Anonymous 0 Comments

Filesystems work like libraries.

When you want to find a book you look up the location in a catalog and then go get it.

Deleting just removes the entry from the catalog so you can’t find it. But the book is still on the shelf somewhere (until it has been replaced by another book).

This is why you can still recover deleted files…you just ignore the catalog and walk through the library and catalog everything yourself.

To truely delete something you must not only delete the catalog entry but you must also replace the book on the shelf by overwriting the old data with garbage.

Anonymous 0 Comments

As others have pointed out, deleting just marks the area as writable, but doesn’t actually remove the data. The reason this is how it works in the first place is because removing the data takes time and generally isn’t needed. For people/organizations that have sensitive data, they will actually go back are write zeros over everything.

For SSDs, it’s actually important to not actually wipe that data because they have a finite number of writes before they become unusable.

Anonymous 0 Comments

When that data is marked as deleted, the storage locations are marked as available and can be overwritten by new data. The old data might still be there for a while, but there is no guarantee how long.

Anonymous 0 Comments

There really isn’t such a thing as “empty space” on a drive. There is only “reserved by X files” or “free to use”. When your drive calculates the remaining free space, it’s simply telling you how much of the drive is unreserved by any particular files. When you delete something from the drive, you remove the drive’s pointer that says “file XYZ is here” and the allocated space that was reserved for that file is now free to be used by something else.

But were you to move the drive head and read the data on the drive at the physical location where that data was written before you’d still read it (that’s how drive recovery works in some aspects, it manually reads every sector of the drive and works backwards to recreate pointers to what was written there before).

Anonymous 0 Comments

It’s like you run a big neighborhood and you have an address book with all the people who live there in it. One day one of your neighbors calls up and says “hey I’m moving. Take my name out your book.” So you do that. You don’t erase the address, just the name, and you don’t go to their house and clean it for them.

Then a few days later someone comes up to you and says “Hey I’m looking to move into a new place. Are there any open houses in your neighborhood?” And you look through your address book and sure enough, there’s a space without a name.

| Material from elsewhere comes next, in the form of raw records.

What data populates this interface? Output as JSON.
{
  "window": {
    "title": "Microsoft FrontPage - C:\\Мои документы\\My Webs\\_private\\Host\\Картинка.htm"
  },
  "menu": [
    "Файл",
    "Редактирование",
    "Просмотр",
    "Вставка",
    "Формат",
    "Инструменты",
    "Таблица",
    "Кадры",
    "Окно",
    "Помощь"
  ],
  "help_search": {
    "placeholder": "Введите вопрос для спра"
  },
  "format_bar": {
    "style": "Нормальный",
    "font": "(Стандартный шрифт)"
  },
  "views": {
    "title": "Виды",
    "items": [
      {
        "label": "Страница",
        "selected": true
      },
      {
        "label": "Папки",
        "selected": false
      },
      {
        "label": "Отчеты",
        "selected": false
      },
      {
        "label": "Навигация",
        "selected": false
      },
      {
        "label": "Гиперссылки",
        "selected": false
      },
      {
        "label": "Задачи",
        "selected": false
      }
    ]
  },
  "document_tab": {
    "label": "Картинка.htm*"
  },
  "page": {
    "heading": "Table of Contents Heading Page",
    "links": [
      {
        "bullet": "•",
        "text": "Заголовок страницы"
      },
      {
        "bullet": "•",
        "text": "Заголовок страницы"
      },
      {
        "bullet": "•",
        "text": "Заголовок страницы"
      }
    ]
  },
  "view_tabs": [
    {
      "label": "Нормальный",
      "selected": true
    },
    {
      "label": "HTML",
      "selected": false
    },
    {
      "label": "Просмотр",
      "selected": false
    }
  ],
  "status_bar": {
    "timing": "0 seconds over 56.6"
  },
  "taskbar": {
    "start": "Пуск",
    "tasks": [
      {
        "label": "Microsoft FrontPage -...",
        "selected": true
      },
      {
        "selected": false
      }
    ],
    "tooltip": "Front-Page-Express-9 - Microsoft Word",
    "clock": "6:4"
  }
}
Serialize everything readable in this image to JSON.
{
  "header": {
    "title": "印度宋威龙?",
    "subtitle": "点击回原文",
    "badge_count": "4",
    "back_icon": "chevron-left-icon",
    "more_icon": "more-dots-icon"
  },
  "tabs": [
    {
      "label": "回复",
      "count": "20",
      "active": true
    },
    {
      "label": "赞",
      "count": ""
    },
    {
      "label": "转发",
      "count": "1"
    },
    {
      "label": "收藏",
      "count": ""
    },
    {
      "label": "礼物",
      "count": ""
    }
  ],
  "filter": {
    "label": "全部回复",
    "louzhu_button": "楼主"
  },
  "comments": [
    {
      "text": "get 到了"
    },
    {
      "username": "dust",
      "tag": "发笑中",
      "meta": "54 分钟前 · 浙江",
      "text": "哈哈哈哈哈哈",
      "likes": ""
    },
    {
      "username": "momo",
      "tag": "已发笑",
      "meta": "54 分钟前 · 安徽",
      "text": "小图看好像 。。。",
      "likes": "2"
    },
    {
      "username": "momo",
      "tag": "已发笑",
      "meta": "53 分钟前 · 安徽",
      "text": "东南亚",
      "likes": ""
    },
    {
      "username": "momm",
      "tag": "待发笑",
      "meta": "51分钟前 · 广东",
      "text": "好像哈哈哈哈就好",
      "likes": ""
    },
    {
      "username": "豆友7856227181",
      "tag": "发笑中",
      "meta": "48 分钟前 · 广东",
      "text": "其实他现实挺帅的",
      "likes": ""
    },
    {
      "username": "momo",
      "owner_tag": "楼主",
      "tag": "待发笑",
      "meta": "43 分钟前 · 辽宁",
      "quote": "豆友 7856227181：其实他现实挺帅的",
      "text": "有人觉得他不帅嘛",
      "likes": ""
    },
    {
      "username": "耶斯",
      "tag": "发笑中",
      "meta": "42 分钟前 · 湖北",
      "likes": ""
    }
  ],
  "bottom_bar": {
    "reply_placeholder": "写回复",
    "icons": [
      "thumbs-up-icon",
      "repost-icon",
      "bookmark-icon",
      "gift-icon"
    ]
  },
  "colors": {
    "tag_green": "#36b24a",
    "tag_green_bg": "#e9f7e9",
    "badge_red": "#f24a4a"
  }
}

You and your friend drive up to the house and all the neighbor’s old stuff is still there, so you clean it out and help your new friend move in. Then you put his name in the book at that address so you know where he lives.

Anonymous 0 Comments

This is sometimes different between operating systems. However, generally the deleted stuff is marked as “this stuff can be overwritten”. When the PC then calculates free storage, it counts both “unwritten” and “rewritable” stuff.

Anonymous 0 Comments

Deleting a file hides the file from you, however your computer can still find the data as it knows exactly where it is. But it marks the space as available. So when there is a need to find storage space on your hard drive, either because you want to store more data on it or just to tidy up the existing data to make it easier to access, the computer might pick the storage that contains the data for the deleted file. It is first at this point that the data will get deleted as it is overwritten with the new data.

Anonymous 0 Comments

To actually delete the data, you would have to overwrite the section of the harddrive.

Think of your harddrive like a whiteboard. You can write all over it and then decide to get rid of something. Deleting it would be like crossing out the bit you don’t want. The data is still there.

But then you have another idea, and you write it over the bit where you crossed something out. You’ve now replaced the information.

Anonymous 0 Comments

When you delete a file the file system marks that file for deletion and deletes any references to that files location on disk.

As far as the OS is concerned, this space is now clear and that’s reflected through the GUI. The files are still on the disk in the same place, the OS just sees that space as “Oh hey I can store stuff in those blocks of space now”.

The OS doesn’t read a disk and say “How many blocks read 0?”, but rather “How many blocks can I write to?”, a deleted file is marked as blocks the OS can write to.

Anonymous 0 Comments

The PC “remembers” which parts of the hard drive are “empty” and can be used to store new information.